So many times last regular season, the Broncos came out on top in close games. Nine times in 12 tries did Denver win one-score games in 2015. The team excelled in shaking off turnovers — particularly quarterback interceptions — letting its defense do the work, and, if we’re being honest, catching a couple breaks.
The Broncos followed that formula to a T against the Carolina Panthers on Thursday, and somehow, they survived an errant last-second field goal attempt to pull out a 21-20 win.
Denver turned the ball over three times deep in Carolna territory. It didn’t matter.
Quarterback Trevor Siemian, who can finally cross off throwing an NFL pass off his list, was responsible for two of them. He fired a screen pass too low that got tipped and picked on the first one. Then on the second, he threw off his back foot as pressure came and floated one that a Panthers corner snatched out of the air.
Siemian was less than stellar in his first start. That was probably to be expected from a seventh-round pick against a good defense. He completed 18 of 26 passes for 178 yards and scrambled for a couple first downs. All good and well. But he attempted virtually nothing down the field and turned it over when Denver should’ve put points on the board.
Running back C.J. Anderson kept the offense afloat. He reeled off 20 carries for 92 yards, caught four balls for 47 yards and scored twice. His 139 total yards accounted for an astonishing 45 percent of the Broncos’ total offense.
Defensively, Denver was its dominating self. There were some shaky moments in the first half, including three 12-men-on-the-field penalties. But the defense looked like it did in 2015 when the second half rolled around.
The Broncos limited Carolina to 4.9 yards per play. (For a little context, that would’ve ranked 29th in the NFL last year.) They battered Cam Newton, sacking him twice and hitting him several other times. Many of those hits were helmet-to-helmet, and frankly, looked like penalties that didn’t get called. It looked downright unfair, which didn’t go unnoticed:
Newton still put Carolina in a position to win. He guided them deep enough into Denver territory to where Panthers kicker Graham Gano got a 50-yarder. Gano sent the kick left, and the Broncos took one kneel-down to run out the clock.
If the Broncos are to return to the playoffs for the sixth time in a row, they’ll likely have to rely on the recipe they used Thursday: Gain the bulk of their yards on the ground, let the defense wreak havoc and get a little lucky.

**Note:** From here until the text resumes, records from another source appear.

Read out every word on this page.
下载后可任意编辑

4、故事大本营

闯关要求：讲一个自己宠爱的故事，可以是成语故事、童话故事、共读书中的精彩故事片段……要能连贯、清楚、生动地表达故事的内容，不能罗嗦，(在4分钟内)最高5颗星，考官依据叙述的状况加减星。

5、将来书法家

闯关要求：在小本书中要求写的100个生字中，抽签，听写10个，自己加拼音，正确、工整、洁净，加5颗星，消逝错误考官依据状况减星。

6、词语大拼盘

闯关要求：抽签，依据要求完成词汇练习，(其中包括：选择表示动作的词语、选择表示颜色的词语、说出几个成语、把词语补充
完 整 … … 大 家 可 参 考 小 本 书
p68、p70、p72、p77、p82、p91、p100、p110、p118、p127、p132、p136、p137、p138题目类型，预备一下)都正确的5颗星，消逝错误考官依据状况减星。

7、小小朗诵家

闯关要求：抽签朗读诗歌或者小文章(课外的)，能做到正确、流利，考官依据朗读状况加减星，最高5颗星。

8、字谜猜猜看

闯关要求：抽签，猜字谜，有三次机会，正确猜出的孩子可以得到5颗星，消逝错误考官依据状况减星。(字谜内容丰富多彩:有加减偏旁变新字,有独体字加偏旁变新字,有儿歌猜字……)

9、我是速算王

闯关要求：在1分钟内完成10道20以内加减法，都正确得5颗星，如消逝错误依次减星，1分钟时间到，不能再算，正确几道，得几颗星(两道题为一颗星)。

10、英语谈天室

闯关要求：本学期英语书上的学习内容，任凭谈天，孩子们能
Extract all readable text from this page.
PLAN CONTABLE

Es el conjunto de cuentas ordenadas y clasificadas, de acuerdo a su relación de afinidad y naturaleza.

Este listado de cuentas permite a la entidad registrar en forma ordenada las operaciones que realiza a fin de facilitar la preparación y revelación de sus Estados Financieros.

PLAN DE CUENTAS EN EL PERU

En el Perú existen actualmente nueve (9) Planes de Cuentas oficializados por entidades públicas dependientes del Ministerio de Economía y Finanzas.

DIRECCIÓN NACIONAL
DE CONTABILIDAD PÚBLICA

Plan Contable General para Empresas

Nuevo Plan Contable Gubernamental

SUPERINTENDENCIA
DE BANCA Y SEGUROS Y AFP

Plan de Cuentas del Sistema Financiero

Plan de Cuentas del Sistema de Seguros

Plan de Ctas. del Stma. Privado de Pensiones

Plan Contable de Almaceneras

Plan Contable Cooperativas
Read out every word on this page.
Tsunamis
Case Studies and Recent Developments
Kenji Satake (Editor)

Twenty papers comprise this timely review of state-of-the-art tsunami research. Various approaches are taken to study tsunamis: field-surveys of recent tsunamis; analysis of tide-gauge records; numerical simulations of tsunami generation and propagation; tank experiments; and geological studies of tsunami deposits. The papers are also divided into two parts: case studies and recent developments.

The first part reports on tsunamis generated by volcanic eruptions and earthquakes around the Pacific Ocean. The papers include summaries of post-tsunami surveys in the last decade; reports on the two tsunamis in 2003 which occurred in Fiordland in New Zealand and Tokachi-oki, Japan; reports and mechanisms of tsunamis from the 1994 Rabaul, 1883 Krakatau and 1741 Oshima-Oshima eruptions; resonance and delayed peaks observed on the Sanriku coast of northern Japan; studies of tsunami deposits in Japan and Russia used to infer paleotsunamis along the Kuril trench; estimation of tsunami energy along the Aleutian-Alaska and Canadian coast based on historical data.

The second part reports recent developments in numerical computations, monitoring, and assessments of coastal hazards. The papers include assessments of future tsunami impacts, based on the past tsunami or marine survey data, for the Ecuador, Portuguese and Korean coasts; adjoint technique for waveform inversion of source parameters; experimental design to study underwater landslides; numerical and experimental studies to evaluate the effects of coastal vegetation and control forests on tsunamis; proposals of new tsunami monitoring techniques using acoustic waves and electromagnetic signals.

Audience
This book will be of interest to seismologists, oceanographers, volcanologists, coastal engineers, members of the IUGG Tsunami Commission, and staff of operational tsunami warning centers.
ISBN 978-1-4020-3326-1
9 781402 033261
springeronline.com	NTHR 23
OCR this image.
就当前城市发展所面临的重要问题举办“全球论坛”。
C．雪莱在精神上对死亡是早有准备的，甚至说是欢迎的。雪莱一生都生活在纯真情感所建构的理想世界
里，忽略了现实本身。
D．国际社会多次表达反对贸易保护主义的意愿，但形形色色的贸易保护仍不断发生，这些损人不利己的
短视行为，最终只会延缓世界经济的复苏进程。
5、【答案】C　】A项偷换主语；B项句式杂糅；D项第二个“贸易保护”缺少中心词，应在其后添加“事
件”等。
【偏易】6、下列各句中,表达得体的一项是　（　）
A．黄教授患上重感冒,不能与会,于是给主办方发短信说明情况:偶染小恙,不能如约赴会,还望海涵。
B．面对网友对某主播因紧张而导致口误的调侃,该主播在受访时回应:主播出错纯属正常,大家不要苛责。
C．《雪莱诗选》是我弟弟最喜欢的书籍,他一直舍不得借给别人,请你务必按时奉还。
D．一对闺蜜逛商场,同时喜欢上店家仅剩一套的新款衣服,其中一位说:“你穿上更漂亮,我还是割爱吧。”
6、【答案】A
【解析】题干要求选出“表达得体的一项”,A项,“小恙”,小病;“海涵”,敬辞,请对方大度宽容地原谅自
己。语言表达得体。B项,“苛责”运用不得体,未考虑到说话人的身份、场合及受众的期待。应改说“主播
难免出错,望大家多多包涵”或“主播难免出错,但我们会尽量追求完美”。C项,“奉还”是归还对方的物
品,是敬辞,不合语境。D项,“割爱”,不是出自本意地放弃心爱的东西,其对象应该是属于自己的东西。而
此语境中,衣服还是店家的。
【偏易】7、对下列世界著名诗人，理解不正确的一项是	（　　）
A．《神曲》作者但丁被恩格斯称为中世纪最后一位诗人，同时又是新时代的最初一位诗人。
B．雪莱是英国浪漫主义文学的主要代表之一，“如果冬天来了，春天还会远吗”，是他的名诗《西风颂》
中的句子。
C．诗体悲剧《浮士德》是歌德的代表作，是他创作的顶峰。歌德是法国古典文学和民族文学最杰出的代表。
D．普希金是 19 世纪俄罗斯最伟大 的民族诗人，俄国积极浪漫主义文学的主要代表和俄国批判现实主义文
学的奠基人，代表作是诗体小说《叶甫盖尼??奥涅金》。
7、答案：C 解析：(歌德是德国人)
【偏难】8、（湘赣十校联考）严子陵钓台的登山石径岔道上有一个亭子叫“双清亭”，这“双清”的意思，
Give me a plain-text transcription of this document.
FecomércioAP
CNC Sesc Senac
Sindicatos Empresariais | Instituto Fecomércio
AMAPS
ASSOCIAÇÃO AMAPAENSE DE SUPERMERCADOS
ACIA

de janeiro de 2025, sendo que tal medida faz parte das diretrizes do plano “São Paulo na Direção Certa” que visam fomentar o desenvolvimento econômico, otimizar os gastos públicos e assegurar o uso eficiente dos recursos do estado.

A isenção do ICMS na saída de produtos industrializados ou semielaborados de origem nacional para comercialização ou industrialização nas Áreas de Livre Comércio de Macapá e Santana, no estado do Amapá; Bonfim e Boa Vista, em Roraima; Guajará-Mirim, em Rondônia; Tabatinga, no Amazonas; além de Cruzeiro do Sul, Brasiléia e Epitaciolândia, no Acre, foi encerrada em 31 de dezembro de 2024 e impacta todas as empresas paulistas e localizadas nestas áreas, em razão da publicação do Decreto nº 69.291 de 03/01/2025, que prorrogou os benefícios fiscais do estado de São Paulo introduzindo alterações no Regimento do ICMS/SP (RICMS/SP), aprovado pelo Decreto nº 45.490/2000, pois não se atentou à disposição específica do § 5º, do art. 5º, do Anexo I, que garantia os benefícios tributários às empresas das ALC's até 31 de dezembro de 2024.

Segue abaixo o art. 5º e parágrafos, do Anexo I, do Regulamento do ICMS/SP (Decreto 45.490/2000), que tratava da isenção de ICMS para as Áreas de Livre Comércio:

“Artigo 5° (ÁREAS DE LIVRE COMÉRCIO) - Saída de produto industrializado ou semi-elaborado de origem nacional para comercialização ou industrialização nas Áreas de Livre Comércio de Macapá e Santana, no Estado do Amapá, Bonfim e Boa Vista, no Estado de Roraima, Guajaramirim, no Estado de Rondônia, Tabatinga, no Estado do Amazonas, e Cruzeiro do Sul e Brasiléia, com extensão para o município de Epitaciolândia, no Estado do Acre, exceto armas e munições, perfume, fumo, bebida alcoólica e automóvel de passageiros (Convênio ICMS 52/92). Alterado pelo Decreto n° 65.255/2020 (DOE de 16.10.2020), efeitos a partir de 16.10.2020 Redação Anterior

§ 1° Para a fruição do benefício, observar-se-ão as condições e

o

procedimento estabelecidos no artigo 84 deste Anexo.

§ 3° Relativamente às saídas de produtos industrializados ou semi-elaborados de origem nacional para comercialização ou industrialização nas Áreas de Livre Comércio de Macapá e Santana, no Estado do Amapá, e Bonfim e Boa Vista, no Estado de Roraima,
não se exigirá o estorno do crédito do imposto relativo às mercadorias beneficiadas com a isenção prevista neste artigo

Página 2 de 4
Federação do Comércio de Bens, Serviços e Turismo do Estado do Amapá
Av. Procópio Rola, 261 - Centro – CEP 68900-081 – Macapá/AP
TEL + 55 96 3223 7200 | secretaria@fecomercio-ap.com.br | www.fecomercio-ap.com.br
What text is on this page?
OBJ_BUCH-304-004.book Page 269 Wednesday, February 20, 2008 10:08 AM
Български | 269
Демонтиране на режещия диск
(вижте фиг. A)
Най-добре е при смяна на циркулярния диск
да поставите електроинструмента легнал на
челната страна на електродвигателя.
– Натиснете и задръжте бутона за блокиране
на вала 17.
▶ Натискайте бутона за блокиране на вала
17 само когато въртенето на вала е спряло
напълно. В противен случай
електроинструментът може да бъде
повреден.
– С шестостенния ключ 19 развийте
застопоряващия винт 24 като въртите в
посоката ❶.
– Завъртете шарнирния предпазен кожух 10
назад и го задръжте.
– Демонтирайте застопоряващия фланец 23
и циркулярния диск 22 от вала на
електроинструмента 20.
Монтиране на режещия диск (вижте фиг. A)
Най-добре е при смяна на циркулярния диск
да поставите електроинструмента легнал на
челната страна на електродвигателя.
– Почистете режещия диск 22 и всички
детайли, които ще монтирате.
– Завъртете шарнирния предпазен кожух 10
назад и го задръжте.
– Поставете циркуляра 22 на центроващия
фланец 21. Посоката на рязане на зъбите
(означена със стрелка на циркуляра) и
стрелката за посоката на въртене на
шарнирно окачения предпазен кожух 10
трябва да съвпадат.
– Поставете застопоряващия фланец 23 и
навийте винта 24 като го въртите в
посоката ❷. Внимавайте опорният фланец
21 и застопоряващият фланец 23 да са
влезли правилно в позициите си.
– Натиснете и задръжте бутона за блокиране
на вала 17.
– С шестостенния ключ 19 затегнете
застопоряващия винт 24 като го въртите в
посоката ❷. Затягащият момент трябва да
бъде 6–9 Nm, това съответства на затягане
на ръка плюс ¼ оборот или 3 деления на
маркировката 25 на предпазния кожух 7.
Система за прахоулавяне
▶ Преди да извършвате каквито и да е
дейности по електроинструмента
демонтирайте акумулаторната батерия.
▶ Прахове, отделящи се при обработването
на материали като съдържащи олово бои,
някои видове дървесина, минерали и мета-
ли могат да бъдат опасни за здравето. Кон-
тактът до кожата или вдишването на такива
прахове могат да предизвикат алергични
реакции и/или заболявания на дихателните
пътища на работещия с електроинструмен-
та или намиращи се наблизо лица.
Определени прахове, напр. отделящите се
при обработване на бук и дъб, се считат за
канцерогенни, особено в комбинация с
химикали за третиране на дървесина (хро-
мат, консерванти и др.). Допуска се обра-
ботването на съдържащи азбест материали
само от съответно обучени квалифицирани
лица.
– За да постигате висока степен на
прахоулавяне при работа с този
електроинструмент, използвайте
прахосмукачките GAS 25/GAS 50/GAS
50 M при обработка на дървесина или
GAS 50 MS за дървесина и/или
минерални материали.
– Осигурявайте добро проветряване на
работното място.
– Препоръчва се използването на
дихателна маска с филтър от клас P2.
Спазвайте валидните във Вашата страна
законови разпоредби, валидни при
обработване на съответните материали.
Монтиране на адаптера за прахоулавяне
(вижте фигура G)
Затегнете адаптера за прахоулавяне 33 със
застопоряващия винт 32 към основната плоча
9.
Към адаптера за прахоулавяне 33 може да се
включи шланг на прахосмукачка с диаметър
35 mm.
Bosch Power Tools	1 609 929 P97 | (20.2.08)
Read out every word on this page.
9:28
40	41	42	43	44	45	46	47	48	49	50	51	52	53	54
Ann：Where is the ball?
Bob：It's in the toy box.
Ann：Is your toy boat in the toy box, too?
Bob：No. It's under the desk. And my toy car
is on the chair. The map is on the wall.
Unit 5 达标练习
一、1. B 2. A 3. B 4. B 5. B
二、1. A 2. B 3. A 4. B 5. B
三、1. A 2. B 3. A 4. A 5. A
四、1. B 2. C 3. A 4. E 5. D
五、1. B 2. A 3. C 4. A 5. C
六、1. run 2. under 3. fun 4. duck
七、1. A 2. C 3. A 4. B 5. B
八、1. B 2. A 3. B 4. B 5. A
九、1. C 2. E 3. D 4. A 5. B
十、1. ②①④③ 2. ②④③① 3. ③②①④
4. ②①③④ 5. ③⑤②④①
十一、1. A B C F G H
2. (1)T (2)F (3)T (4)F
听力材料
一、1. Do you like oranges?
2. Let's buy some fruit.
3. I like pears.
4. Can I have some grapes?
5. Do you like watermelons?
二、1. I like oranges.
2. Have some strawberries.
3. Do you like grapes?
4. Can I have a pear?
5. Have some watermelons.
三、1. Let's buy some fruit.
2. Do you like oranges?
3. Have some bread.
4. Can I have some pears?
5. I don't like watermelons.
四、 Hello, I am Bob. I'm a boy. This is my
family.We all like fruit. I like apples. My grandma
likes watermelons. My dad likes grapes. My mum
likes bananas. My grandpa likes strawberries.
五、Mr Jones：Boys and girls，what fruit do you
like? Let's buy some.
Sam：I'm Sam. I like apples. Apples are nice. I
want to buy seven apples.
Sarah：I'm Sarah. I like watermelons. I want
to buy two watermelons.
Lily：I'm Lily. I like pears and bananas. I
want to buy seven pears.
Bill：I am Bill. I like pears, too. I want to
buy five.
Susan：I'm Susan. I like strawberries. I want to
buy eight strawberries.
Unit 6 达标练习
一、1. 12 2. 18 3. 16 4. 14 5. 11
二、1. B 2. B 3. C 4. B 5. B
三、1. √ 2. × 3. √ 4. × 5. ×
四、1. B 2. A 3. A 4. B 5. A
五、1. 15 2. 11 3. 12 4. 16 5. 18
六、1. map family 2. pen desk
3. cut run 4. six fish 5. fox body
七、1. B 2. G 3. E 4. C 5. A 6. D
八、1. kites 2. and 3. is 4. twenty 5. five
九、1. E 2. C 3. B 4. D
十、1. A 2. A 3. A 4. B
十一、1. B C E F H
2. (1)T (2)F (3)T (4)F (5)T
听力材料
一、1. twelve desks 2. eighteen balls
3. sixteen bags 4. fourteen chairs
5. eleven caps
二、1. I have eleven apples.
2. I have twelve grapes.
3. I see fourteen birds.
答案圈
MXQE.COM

There are some out there who believe that luck in close contests isn’t sustainable. As on ESPN writer pointed out, eight teams had a .750 winning percentage in one-score games in 2014. They combined for a 35-7-1 record. A year later, those same teams went 34-25.
There are others who believe success in close contests isn’t so much luck as it is grit, clutch performance, intangibles — whatever you’d like to call it.
I’ll leave that for you to decide. What I do know is the Broncos are 1-0 in one-score games this year and 1-0 on the season.